Most people take things like carseats and child safety pretty seriously, which is why most were shocked at this video. It shows a person driving a pickup truck in Kansas with two young kids strapped into their carseats…in the bed.
The video was recoded on Route 54 outside of Wichita, Kansas and uploaded to SnapChat. The caption read “tf is this is even allowed.”
As it turns out…well, it is.
It looks like the driver just bolted two regular carseats to the bed of his truck, and that would definitely not be legal.
What those are, though, are jump seats courtesy of a now-defunct company called BedRyder. They specialized in adding legal, al fresco seating for full and mid-size pickup trucks.
They sold a $750 frame-and-seat combo that bolts to the floor of the bed – the result of a decade of trying to get off and ground and one unsuccessful appearance on Shark Tank.
Founders George Conway and Carey Hide developed the product because of the fond memories they had of riding in the backs of pickup trucks growing up – something their kids were going to be denied by those pesky safety regulations – so the BedRyder meets all U.S. Federal Motor Vehicle Safety Standards.
It’s legal in all 50 states, shockingly.
People want to be outraged on behalf of the children (of course), but as someone who is old enough to have gotten to ride in the bed of a pickup truck (in a rural area for a short drive), I promise you that these children are not complaining.
Also?

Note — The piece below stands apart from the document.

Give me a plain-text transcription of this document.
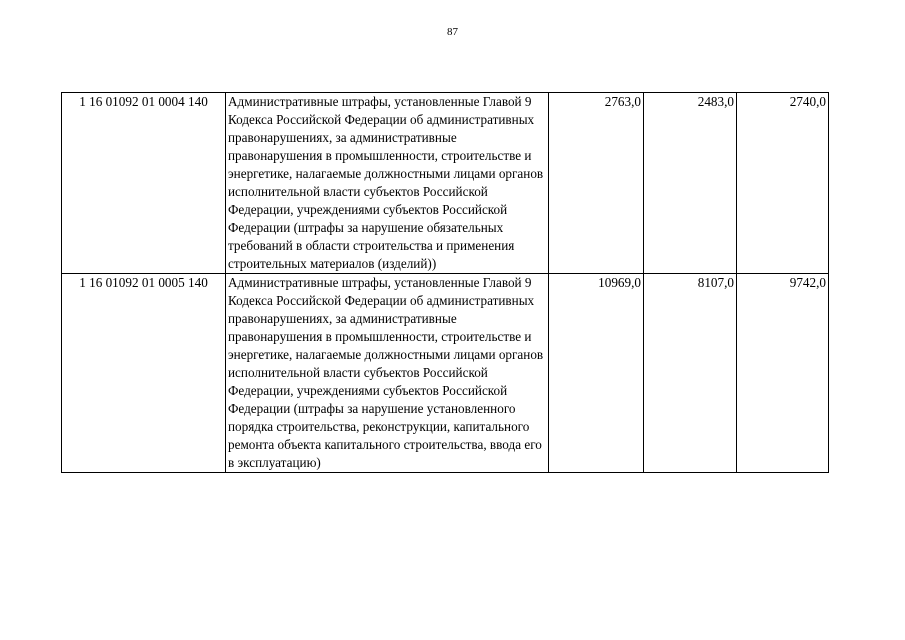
87
1 16 01092 01 0004 140	Административные штрафы, установленные Главой 9 Кодекса Российской Федерации об административных правонарушениях, за административные правонарушения в промышленности, строительстве и энергетике, налагаемые должностными лицами органов исполнительной власти субъектов Российской Федерации, учреждениями субъектов Российской Федерации (штрафы за нарушение обязательных требований в области строительства и применения строительных материалов (изделий))	2763,0	2483,0	2740,0
1 16 01092 01 0005 140	Административные штрафы, установленные Главой 9 Кодекса Российской Федерации об административных правонарушениях, за административные правонарушения в промышленности, строительстве и энергетике, налагаемые должностными лицами органов исполнительной власти субъектов Российской Федерации, учреждениями субъектов Российской Федерации (штрафы за нарушение установленного порядка строительства, реконструкции, капитального ремонта объекта капитального строительства, ввода его в эксплуатацию)	10969,0	8107,0	9742,0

In Kansas anyone over the age of 14 can ride anywhere in the bed of a pickup truck – no restraints necessary.
Here’s the law:
“It shall be unlawful for any person under the age of 14 years to ride on any vehicle or upon any portion thereof not designed or intended for use of passengers when the vehicle is in motion.”
Sooooo although this is maybe a gray area, the federally-approved jump seats are designed to carry people, so it’s likely legal enough to get by.
If whether or not you get a ticket is your biggest concern here.
Still, we admit that brandishing the safety credentials of a defunct company might not convince a skeptical state trooper like the one who tweeted out the relevant section of the Kansas code in response to this video’s spread. It might best to save the BedRyder for surface streets.